I am facing an issue regarding extracting text from the website page. I am using the XPath
selector and Scrapy
for this.
The page contains the markup like this:
<div class="snippet-content">
<h2>First Child</h2>
<p>Hello</p>
This is large text ..........
</div>
I basically need the text after the 2 immediate children. The selector which I am using is this:
text = response.xpath('//div[contains(@class, "snippet-content")]/text()[last()]').get()
The text is extracted correctly but it contains white spaces
, NBPS
, and new line break \r\n
characters.
For example:
Extracting text is like this:
" \r\nRemarks byNBPS Deputy Prime Minister andNBPS Coordinating Minister for Economic Policies Heng Swee Keat at the Opening of the Bilingualism Carnival on 8 April 2023. "
Is there a way to get sanitized and clean text without all trailing whitespaces
, linebreaks
characters, and NBPS characters?
You can use the xpath function normalize-space
, but this does more than simply removing whitespace from the beginning and end of a string.

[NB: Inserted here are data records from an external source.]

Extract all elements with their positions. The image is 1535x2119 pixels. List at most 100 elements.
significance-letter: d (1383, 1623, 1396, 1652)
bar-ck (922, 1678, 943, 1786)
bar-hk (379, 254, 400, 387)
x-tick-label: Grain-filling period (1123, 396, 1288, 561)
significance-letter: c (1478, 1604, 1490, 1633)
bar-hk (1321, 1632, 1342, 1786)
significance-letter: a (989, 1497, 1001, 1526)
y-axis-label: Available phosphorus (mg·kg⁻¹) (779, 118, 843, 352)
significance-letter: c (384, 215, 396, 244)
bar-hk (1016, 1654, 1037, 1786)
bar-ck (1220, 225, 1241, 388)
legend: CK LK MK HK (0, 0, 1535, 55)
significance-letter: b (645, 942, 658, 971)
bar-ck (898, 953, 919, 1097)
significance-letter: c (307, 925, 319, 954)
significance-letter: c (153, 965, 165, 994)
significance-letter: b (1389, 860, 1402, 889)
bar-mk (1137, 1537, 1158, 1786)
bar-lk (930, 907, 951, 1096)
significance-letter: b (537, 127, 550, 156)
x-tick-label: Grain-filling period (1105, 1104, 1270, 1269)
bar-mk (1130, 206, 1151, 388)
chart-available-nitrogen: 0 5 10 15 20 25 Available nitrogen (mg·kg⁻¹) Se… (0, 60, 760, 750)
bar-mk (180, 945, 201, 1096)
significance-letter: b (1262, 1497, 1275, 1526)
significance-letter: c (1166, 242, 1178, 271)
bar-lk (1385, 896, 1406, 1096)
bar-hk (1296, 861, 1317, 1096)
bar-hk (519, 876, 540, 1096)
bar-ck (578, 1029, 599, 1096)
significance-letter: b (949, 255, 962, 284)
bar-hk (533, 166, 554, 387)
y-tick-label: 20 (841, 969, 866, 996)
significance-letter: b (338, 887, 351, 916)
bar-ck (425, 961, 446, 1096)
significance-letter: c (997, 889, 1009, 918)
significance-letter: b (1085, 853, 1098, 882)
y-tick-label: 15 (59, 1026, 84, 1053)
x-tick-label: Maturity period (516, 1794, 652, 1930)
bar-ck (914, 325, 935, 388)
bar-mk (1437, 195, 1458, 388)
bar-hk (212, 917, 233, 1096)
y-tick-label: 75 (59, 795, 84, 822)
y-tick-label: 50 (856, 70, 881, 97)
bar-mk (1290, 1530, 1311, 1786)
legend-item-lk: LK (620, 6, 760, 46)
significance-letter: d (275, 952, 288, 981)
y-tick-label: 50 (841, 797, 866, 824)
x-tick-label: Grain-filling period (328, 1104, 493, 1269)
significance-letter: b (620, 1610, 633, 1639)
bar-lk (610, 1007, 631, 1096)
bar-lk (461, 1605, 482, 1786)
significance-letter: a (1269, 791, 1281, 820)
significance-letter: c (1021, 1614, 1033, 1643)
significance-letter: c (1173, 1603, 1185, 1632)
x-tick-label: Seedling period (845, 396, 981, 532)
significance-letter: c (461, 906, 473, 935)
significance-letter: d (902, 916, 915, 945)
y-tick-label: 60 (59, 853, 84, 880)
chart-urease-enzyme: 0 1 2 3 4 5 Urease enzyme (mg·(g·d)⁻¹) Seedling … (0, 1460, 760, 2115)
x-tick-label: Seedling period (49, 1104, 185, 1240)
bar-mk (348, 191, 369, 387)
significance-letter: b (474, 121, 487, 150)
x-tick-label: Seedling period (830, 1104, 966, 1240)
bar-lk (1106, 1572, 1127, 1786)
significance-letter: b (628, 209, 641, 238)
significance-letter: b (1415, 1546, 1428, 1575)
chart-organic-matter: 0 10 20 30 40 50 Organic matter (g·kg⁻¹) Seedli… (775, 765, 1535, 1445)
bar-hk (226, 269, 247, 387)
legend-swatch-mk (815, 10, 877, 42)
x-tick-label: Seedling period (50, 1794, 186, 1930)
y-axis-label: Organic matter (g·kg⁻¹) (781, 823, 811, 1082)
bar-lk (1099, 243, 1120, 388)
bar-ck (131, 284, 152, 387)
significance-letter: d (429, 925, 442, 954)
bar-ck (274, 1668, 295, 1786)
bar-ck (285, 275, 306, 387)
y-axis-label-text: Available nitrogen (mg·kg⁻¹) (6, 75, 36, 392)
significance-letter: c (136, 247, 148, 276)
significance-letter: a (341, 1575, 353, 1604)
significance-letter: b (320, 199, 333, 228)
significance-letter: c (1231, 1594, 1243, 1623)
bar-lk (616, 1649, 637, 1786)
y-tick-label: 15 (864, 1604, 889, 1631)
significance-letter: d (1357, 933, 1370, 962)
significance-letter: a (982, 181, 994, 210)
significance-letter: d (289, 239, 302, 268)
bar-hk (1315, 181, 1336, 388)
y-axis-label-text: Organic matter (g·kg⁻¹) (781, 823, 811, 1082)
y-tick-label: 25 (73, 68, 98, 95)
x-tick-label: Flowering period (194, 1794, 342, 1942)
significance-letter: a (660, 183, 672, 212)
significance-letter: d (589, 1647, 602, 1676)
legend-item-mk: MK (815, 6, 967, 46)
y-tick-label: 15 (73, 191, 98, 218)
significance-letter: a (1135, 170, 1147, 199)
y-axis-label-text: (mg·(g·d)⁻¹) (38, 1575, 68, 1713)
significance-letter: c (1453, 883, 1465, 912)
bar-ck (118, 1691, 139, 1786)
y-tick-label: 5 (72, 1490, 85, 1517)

If the string also contains runs of spaces or other whitespace characters it would also reduce them down to a single whitespace regardless of where they are located in the string.
Alternatively you can use the python str.strip
method which by default(without setting a parameter) only removes whitespace characters from the beginning and end of a string.
Examples:
text = response.xpath('normalize-space(//div[contains(@class, "snippet-content")]/text()[last()])').get()
text = response.xpath('//div[contains(@class, "snippet-content")]/text()[last()]').get().strip()